The Australian housing market remains buoyant, with the exception of Melbourne, where average home prices fell by 0.9% in the June quarter. Record house prices were recorded in Sydney, Brisbane, Adelaide and Perth, despite concerns that elevated interest rates are hurting households. The housing market will remain tight for some time and thus continue to put pressure on household finances.
The world economy remains a source of considerable uncertainty. On one hand, the fallout from the pandemic is fading farther into insignificance. On the other, many risks to the moderate outlook for global growth of 2.6% (according to the World Bank) abound: widening geopolitical conflicts, including a large-scale war in the Middle East, trade fragmentation, relatively tight credit conditions, and climate-change related natural disasters. The World Bank emphasizes that global cooperation is required to “safeguard trade, support green and digital transitions, deliver debt relief, and improve food security.” Furthermore, “[…] comprehensive fiscal reforms are essential to address ongoing fiscal challenges.” These challenges will continue to form the backdrop for domestic monetary and fiscal policy for a long time.
On balance, the Shadow Board continues to favour keeping the overnight rate, currently equal to 4.35%, on hold. It attaches a 48% probability that this is the appropriate setting (up from 45%), a 42% probability (down from 43%) that the overnight right should increase, to 4.6% or higher, and a 10% probability that the overnight right should decrease to 4.1% (down from 12%).

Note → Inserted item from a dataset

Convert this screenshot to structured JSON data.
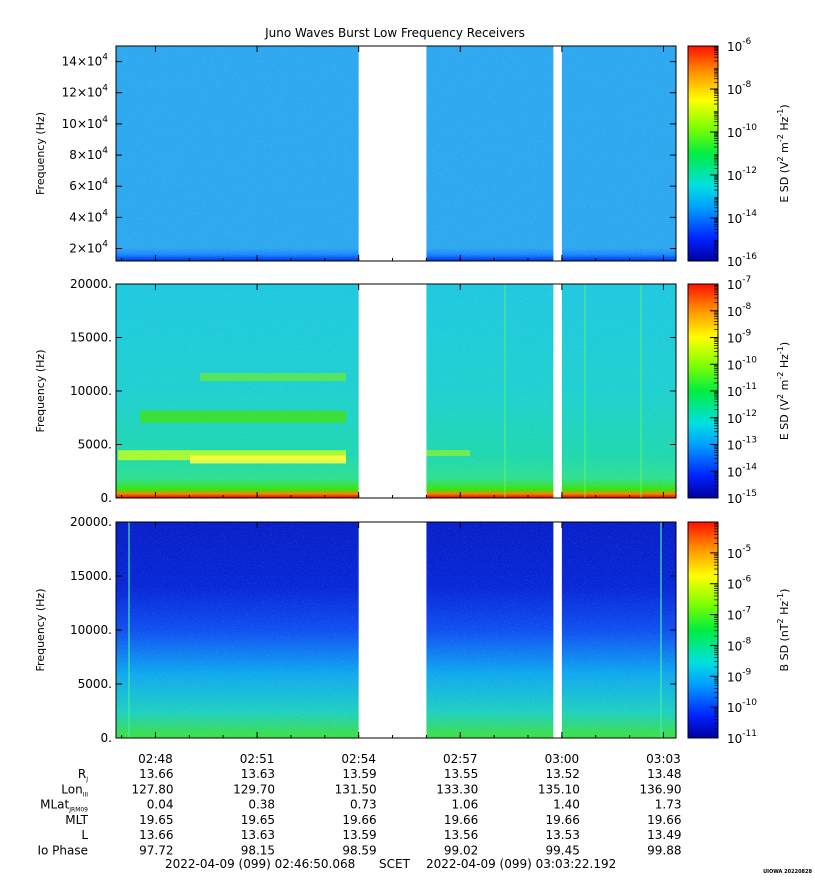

A similar picture emerges for the probabilities at longer horizons: 6 months out, the confidence that the cash rate should remain at the current setting of 4.35% equals 27% (up one percentage point); the probability attached to the appropriateness of an interest rate decrease equals 33% (unchanged), while the probability attached to a required increase equals 40% (down one percentage point). However, the mode recommendation at this horizon, by a small margin, is for a raise to 4.6%.
One year out, the shift towards monetary easing is clearly visible: the Shadow Board members’ confidence that the appropriate cash rate should remain at the current level of 4.35%, equals 18% (down from 19%). The confidence in a required cash rate decrease, to below 4.35%, equals 59% (unchanged), and its confidence in a required cash rate increase, to above 4.35%, is 23% (up from 21%). Three years out, the Shadow Board attaches an 11% probability that 4.35% is the appropriate setting for the overnight rate (unchanged), an 81% probability that a lower overnight rate is optimal (unchanged) and a 7% probability that a rate higher than 4.35% is optimal (unchanged).
The ranges of the probability distributions have barely changed and are as follows: they extend from 4.10% to 5.35% for the current recommendation, from 3.60% to 5.60% for the 6-month horizon, from 2.60% to 6.10% for the 12-month horizon, and from 0.85%-5.10% for the 3-year horizon.